Za'atari refugee camp |
Sitting in the silver Pajero with UN staff was the tower of Babel you might expect. In the vehicle with me was a Pakistani, a Tunisian and Argentinian and a Palestinian, and we idly chatted as we drove towards the satellite towns of Irbid and Mafraq to visit Syrians with two UN representatives who were visiting from New York.
With a video camera and a stills camera hanging from each shoulder, a big backpack full of kit and a tripod slung on a remaining inch of shoulder, I knew it was going to be hot and highly charged in 40 degrees with an agenda that looked optimistic. The problem with visiting reps is they are always accompanied by an entourage. This day was no exception and we travelled in a convoy of 3 cars with many other personnel joining us at each stop.
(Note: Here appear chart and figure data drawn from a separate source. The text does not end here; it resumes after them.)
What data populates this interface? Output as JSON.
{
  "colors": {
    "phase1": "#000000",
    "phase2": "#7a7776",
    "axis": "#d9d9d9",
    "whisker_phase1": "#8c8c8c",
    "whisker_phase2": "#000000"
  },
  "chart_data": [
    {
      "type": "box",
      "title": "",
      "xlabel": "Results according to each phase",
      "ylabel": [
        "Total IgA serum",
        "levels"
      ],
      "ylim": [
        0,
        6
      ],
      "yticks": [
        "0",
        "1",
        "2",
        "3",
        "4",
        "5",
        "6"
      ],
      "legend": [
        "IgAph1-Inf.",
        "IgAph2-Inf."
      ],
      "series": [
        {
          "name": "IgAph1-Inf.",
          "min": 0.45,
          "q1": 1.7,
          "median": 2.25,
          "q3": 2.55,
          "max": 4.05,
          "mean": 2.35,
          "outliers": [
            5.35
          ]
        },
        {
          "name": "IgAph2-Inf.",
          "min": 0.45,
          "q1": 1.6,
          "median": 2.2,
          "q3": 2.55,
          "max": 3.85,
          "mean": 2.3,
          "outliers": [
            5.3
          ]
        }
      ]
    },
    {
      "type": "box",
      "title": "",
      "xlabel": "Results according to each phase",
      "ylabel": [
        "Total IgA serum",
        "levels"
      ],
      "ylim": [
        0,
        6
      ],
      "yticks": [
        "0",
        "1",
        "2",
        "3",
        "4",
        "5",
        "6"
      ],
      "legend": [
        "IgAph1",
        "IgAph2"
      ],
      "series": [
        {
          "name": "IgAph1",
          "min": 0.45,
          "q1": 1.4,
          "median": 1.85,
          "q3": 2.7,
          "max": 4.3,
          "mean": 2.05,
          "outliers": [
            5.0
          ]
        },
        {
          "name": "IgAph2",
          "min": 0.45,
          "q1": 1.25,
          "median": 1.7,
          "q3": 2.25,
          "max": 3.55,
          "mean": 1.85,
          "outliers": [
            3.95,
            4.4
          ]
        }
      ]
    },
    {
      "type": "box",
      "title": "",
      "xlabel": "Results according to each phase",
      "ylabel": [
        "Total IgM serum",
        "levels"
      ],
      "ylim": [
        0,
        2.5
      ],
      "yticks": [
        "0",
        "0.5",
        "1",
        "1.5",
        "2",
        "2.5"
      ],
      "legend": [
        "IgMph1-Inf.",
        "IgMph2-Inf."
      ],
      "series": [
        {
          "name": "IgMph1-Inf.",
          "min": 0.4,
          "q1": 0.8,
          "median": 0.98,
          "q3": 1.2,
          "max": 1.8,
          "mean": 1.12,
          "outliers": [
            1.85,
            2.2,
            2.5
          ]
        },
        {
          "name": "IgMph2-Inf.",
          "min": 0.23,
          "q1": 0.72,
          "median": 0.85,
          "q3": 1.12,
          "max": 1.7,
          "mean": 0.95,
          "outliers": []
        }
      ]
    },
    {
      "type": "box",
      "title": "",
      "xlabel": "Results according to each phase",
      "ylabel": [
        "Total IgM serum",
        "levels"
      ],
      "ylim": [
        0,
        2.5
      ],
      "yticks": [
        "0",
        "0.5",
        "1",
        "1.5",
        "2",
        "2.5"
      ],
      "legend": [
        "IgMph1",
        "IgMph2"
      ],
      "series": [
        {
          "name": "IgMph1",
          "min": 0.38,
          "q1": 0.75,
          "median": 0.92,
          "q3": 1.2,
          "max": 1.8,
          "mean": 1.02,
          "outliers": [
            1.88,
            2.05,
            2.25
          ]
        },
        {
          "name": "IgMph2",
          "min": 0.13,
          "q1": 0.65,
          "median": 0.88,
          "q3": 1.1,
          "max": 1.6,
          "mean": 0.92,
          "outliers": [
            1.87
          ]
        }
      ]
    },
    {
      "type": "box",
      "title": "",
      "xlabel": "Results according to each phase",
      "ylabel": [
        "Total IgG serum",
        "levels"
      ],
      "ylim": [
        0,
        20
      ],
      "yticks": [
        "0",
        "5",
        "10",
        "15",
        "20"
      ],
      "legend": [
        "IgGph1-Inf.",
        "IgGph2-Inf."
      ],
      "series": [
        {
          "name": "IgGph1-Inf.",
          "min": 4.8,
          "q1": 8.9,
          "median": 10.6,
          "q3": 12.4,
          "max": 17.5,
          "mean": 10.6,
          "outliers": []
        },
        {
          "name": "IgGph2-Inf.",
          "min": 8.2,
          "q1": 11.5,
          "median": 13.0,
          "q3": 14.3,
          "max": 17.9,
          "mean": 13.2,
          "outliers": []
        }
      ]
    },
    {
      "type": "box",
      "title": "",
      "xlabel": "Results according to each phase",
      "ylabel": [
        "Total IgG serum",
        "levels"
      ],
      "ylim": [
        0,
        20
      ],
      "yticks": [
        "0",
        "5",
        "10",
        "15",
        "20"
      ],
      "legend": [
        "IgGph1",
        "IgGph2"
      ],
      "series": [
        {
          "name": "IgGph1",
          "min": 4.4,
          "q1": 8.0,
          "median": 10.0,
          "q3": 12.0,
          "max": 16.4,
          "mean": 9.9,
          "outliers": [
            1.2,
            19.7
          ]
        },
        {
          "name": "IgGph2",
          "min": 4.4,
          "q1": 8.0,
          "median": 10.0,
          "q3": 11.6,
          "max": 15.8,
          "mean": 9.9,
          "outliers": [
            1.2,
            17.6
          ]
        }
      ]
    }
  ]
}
It was interesting to see the kind of support the UN provides for Syrian children in Jordan, and our first visit was to somewhere called a 'child friendly space' - jargon for a room where children can have some organised playtime with trained local supervisors. It was impressive and the children looked happy, although it turned out to be the only place where I was allowed to actually film and take photos, which is ironic considering I had been booked for the day to film and take photos. Luckily I got a bit done there. I wasn't allowed into the flat to visit a Syrian family, so I hung about outside until they all came out - and then had to try and grab some shots of the reps getting in and out of cars.
We arrived at Za'atari camp at about 1.30pm - already two hours late, and the main street, coined: 'The Champs Elysees' was eerily quiet. As we arrived at 'base camp' from where, behind barbed wire and railings, all the agencies function, there was talk of some demonstrations in the camp. We visited a small school where I wasn't really allowed to talk to children, or get them to talk to me, but I managed to get some quite rough footage and photos, dodging between the packs of photographers and other journalists who were there to film a Danish Princess who was also visiting that day.
Then there was a press conference which the representatives led - and I was told with about a minute to spare, that they needed it filmed. So I jostled for space, with no time to put up a tripod with the other press, and filmed the conference hand held. By that stage it probably looked like I'd just jumped out of the shower and the last thing I felt like was lunch with the gang.
So as they were having lunch I set up my camera to get at least one interview from one of the reps after he swallowed his last mouthful - with a dusty wind howling and the sun beating down on the hard, beige ground. There was much to-ing and fro-ing from people in different logo-ed vests and it was at that point the tragic story of the suspected Syrian government sarin gas attack, killing over 1000 people, broke. And there on the mobile phones of some of the UN workers, were pictures of lines and lines of little children wrapped in white shrouds, looking to a casual observer, as if they were asleep.
I sat on a step, thinking of my own boys' faces when they're sleeping, and thinking how far away this aid circus felt from these daily tragedies: like Dunblane and Lockerbie and Hungerford happening day on day on day on day, but with no one taking account.
Looking at the exhausted faces of employees of the aid scene - you can see how much they're trying to help. But you can feel the wheel of chaos within the chaos, and when you're there, you can't help but spin with it. You can notice order in the rows of tents and caravans in the camp, but these white carapaces are where order ends. And you can't help but doubt that the hardest work from the most qualified people in fluorescent vests, would ever sort this out. This crisis defies any good will or training or money, it seems.
After a snatched interview with one of the reps I had to rip home from Za'atari camp to send the video files to New York. The bandwidth here is slower than the US, and after a stack of technical hitches I was still sitting at my desk at 11pm talking to Pedro, the tech help in NYC. I resigned myself to an all-nighter and as the little green bars edged their way from 0% to 100% as the five video files snailed their way through, I made a loaf of bread, tidied my office and read some poetry. By 3.30am they'd made it and I lay down on our bed and ran over in my head, the images and the sounds of the day.
As the little children in the UN child friendly space in Irbid sang, 'If you're happy and you know it, clap your hands,' in Arabic, their fellow citizens on the other side of the border, just an hour's drive from here, were lining up the tiny corpses for that day's horror to be seen by the world.
Isn't it time that Ban Ki Moon and his bands of supposedly highly qualified, and very definitely highly paid colleagues and allied parties, did something more dramatic to end this hell?